Porsche advertises that a five-minute charge at the fastest 350- kilowatt public chargers can add about 60 miles of range with a charging peak of 270 kW. Hyundai makes a similar claim with more than 60 miles of added range in the same five minutes at a peak of 235 kW.
That’s because those 800-volt systems are like a fire hose compared with their 400-volt counterparts in that they allow the movement of far more electrons at the same current.
“Voltage is the diameter of your hose,” Miller said. “So if you have a 400-volt system, you have a proportionally smaller hose.”
Tesla is able to offer high rates of fast charging by jamming more current through its 400-volt system than competitors.
But that can put a lot of stress on EV batteries and charging stations.
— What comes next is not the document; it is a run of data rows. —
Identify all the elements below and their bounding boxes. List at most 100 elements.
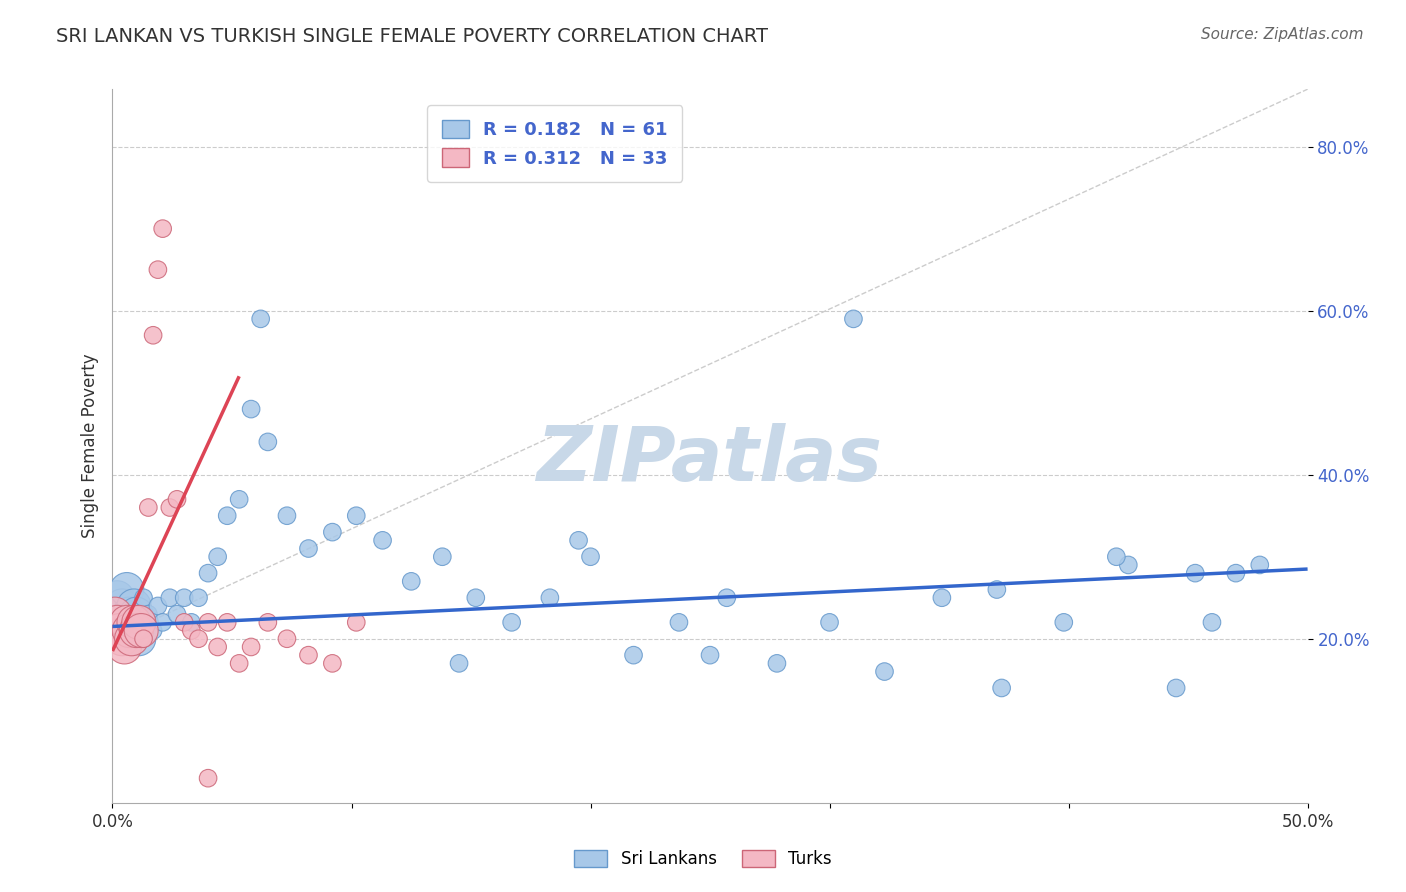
Point — [501, 615, 523, 630]
Point — [114, 624, 135, 638]
Point — [401, 574, 423, 589]
Point — [249, 311, 271, 326]
Point — [464, 591, 486, 605]
Point — [197, 771, 219, 785]
Point — [1053, 615, 1076, 630]
Point — [217, 508, 239, 523]
Point — [207, 640, 229, 654]
Legend: R = 0.182   N = 61, R = 0.312   N = 33: R = 0.182 N = 61, R = 0.312 N = 33 — [427, 105, 682, 182]
Point — [321, 657, 343, 671]
Point — [118, 607, 141, 622]
Point — [159, 591, 181, 605]
Point — [129, 615, 152, 630]
Point — [122, 615, 145, 630]
Point — [121, 632, 143, 646]
Text: ZIPatlas: ZIPatlas — [537, 424, 883, 497]
Point — [187, 632, 209, 646]
Point — [240, 402, 263, 417]
Point — [344, 615, 367, 630]
Point — [990, 681, 1012, 695]
Point — [228, 492, 250, 507]
Point — [699, 648, 721, 662]
Point — [138, 607, 160, 622]
Point — [321, 525, 343, 540]
Point — [568, 533, 591, 548]
Point — [1166, 681, 1188, 695]
Point — [105, 591, 128, 605]
Point — [818, 615, 841, 630]
Point — [173, 591, 195, 605]
Y-axis label: Single Female Poverty: Single Female Poverty — [80, 354, 98, 538]
Point — [257, 434, 280, 449]
Point — [166, 492, 188, 507]
Point — [166, 607, 188, 622]
Point — [142, 328, 165, 343]
Point — [173, 615, 195, 630]
Legend: Sri Lankans, Turks: Sri Lankans, Turks — [568, 843, 838, 875]
Point — [371, 533, 394, 548]
Point — [1118, 558, 1140, 572]
Point — [159, 500, 181, 515]
Point — [276, 508, 298, 523]
Point — [217, 615, 239, 630]
Point — [1249, 558, 1271, 572]
Point — [152, 221, 174, 235]
Point — [111, 599, 134, 613]
Point — [128, 615, 150, 630]
Point — [187, 591, 209, 605]
Point — [138, 500, 160, 515]
Point — [1225, 566, 1247, 581]
Point — [104, 607, 127, 622]
Point — [197, 566, 219, 581]
Point — [108, 624, 131, 638]
Point — [146, 262, 169, 277]
Point — [132, 591, 155, 605]
Point — [115, 582, 138, 597]
Point — [115, 615, 138, 630]
Point — [1201, 615, 1223, 630]
Point — [1184, 566, 1206, 581]
Point — [152, 615, 174, 630]
Point — [873, 665, 896, 679]
Point — [447, 657, 470, 671]
Point — [297, 648, 319, 662]
Point — [125, 624, 148, 638]
Point — [146, 599, 169, 613]
Point — [180, 615, 202, 630]
Text: SRI LANKAN VS TURKISH SINGLE FEMALE POVERTY CORRELATION CHART: SRI LANKAN VS TURKISH SINGLE FEMALE POVE… — [56, 27, 768, 45]
Point — [228, 657, 250, 671]
Point — [121, 615, 143, 630]
Point — [538, 591, 561, 605]
Point — [432, 549, 454, 564]
Point — [986, 582, 1008, 597]
Point — [668, 615, 690, 630]
Point — [105, 615, 128, 630]
Point — [257, 615, 280, 630]
Point — [716, 591, 738, 605]
Point — [108, 615, 131, 630]
Point — [240, 640, 263, 654]
Point — [623, 648, 645, 662]
Point — [842, 311, 865, 326]
Point — [122, 599, 145, 613]
Point — [104, 607, 127, 622]
Point — [766, 657, 789, 671]
Point — [132, 632, 155, 646]
Point — [207, 549, 229, 564]
Point — [114, 640, 135, 654]
Point — [180, 624, 202, 638]
Point — [142, 624, 165, 638]
Point — [931, 591, 953, 605]
Point — [344, 508, 367, 523]
Point — [579, 549, 602, 564]
Point — [111, 632, 134, 646]
Point — [125, 607, 148, 622]
Point — [129, 624, 152, 638]
Text: Source: ZipAtlas.com: Source: ZipAtlas.com — [1201, 27, 1364, 42]
Point — [128, 632, 150, 646]
Point — [1105, 549, 1128, 564]
Point — [197, 615, 219, 630]
Point — [118, 624, 141, 638]
Point — [276, 632, 298, 646]
Point — [297, 541, 319, 556]
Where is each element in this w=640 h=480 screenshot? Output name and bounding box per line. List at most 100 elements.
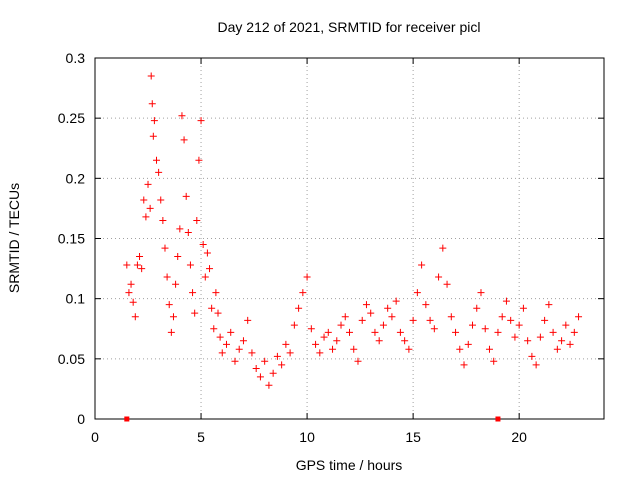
y-tick-label: 0.3: [66, 50, 86, 66]
data-point: [532, 361, 540, 369]
data-point: [456, 345, 464, 353]
data-point: [354, 357, 362, 365]
data-point: [320, 333, 328, 341]
data-point: [362, 301, 370, 309]
data-point: [222, 340, 230, 348]
data-point: [536, 333, 544, 341]
data-point: [206, 265, 214, 273]
data-point: [447, 313, 455, 321]
data-point: [146, 204, 154, 212]
chart-title: Day 212 of 2021, SRMTID for receiver pic…: [218, 19, 481, 35]
y-tick-label: 0.15: [58, 231, 85, 247]
data-point: [566, 340, 574, 348]
data-point: [290, 321, 298, 329]
data-point: [127, 280, 135, 288]
data-point: [163, 273, 171, 281]
data-point: [562, 321, 570, 329]
data-point: [282, 340, 290, 348]
data-point: [498, 313, 506, 321]
data-point: [477, 289, 485, 297]
data-point: [439, 244, 447, 252]
data-point: [392, 297, 400, 305]
data-point: [186, 261, 194, 269]
data-point: [178, 112, 186, 120]
data-point: [464, 340, 472, 348]
data-point: [426, 316, 434, 324]
data-point: [307, 325, 315, 333]
data-point: [502, 297, 510, 305]
data-point: [409, 316, 417, 324]
y-tick-label: 0.05: [58, 351, 85, 367]
data-point: [167, 328, 175, 336]
axis-marker: [495, 416, 501, 422]
x-tick-label: 15: [405, 429, 421, 445]
data-point: [524, 337, 532, 345]
data-point: [248, 349, 256, 357]
data-point: [138, 265, 146, 273]
data-point: [350, 345, 358, 353]
data-point: [430, 325, 438, 333]
data-point: [150, 117, 158, 125]
data-point: [149, 132, 157, 140]
data-point: [553, 345, 561, 353]
y-tick-label: 0: [77, 411, 85, 427]
data-point: [269, 369, 277, 377]
data-point: [303, 273, 311, 281]
data-point: [144, 180, 152, 188]
grid-lines: [95, 58, 604, 419]
data-point: [379, 321, 387, 329]
data-point: [261, 357, 269, 365]
data-point: [346, 328, 353, 336]
data-point: [460, 361, 468, 369]
data-point: [511, 333, 519, 341]
axis-marker: [124, 416, 130, 422]
data-point: [136, 253, 144, 261]
data-point: [203, 249, 211, 257]
data-point: [176, 225, 184, 233]
data-point: [131, 313, 139, 321]
axis-ticks: 0 0.05 0.1 0.15 0.2 0.25 0.3 0 5 10 15 20: [58, 50, 604, 445]
data-point: [197, 117, 205, 125]
x-tick-label: 0: [91, 429, 99, 445]
data-point: [159, 216, 167, 224]
data-point: [575, 313, 583, 321]
data-point: [193, 216, 201, 224]
data-point: [244, 316, 252, 324]
data-point: [367, 309, 375, 317]
data-point: [490, 357, 498, 365]
data-point: [147, 72, 155, 80]
data-point: [558, 337, 566, 345]
data-point: [153, 156, 161, 164]
data-point: [375, 337, 383, 345]
data-point: [165, 301, 173, 309]
data-point: [169, 313, 177, 321]
data-point: [528, 352, 536, 360]
data-point: [413, 289, 421, 297]
data-point: [182, 192, 190, 200]
data-point: [485, 345, 493, 353]
data-point: [418, 261, 426, 269]
data-point: [256, 373, 264, 381]
x-tick-label: 5: [197, 429, 205, 445]
data-point: [180, 136, 188, 144]
data-point: [195, 156, 203, 164]
data-points: [123, 72, 583, 389]
data-point: [507, 316, 515, 324]
data-point: [422, 301, 430, 309]
data-point: [452, 328, 460, 336]
data-point: [191, 309, 199, 317]
data-point: [405, 345, 413, 353]
y-axis-label: SRMTID / TECUs: [6, 183, 22, 293]
data-point: [252, 364, 260, 372]
data-point: [396, 328, 404, 336]
data-point: [435, 273, 443, 281]
data-point: [570, 328, 578, 336]
data-point: [388, 313, 396, 321]
data-point: [337, 321, 345, 329]
data-point: [161, 244, 169, 252]
data-point: [515, 321, 523, 329]
data-point: [174, 253, 182, 261]
data-point: [324, 328, 332, 336]
y-tick-label: 0.1: [66, 291, 86, 307]
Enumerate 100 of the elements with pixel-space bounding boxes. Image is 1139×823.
For longevity, Miller said, moving to the next-generation 800-volt system further closes the fueling gap with ICE vehicles.
“From our perspective, we couldn’t deploy the same strategy as Tesla in the long term,” Miller said. “It wouldn’t be competitive for us.”
The E-GMP architecture is being used in Hyundai, Kia and Genesis vehicles.
While a few minutes of fast charging can add sufficient range for driving around town, the most common use likely for ultra-fast chargers now being deployed by public networks such as Electrify America is during road trips. That’s when longer charging sessions to fill EV batteries are more important.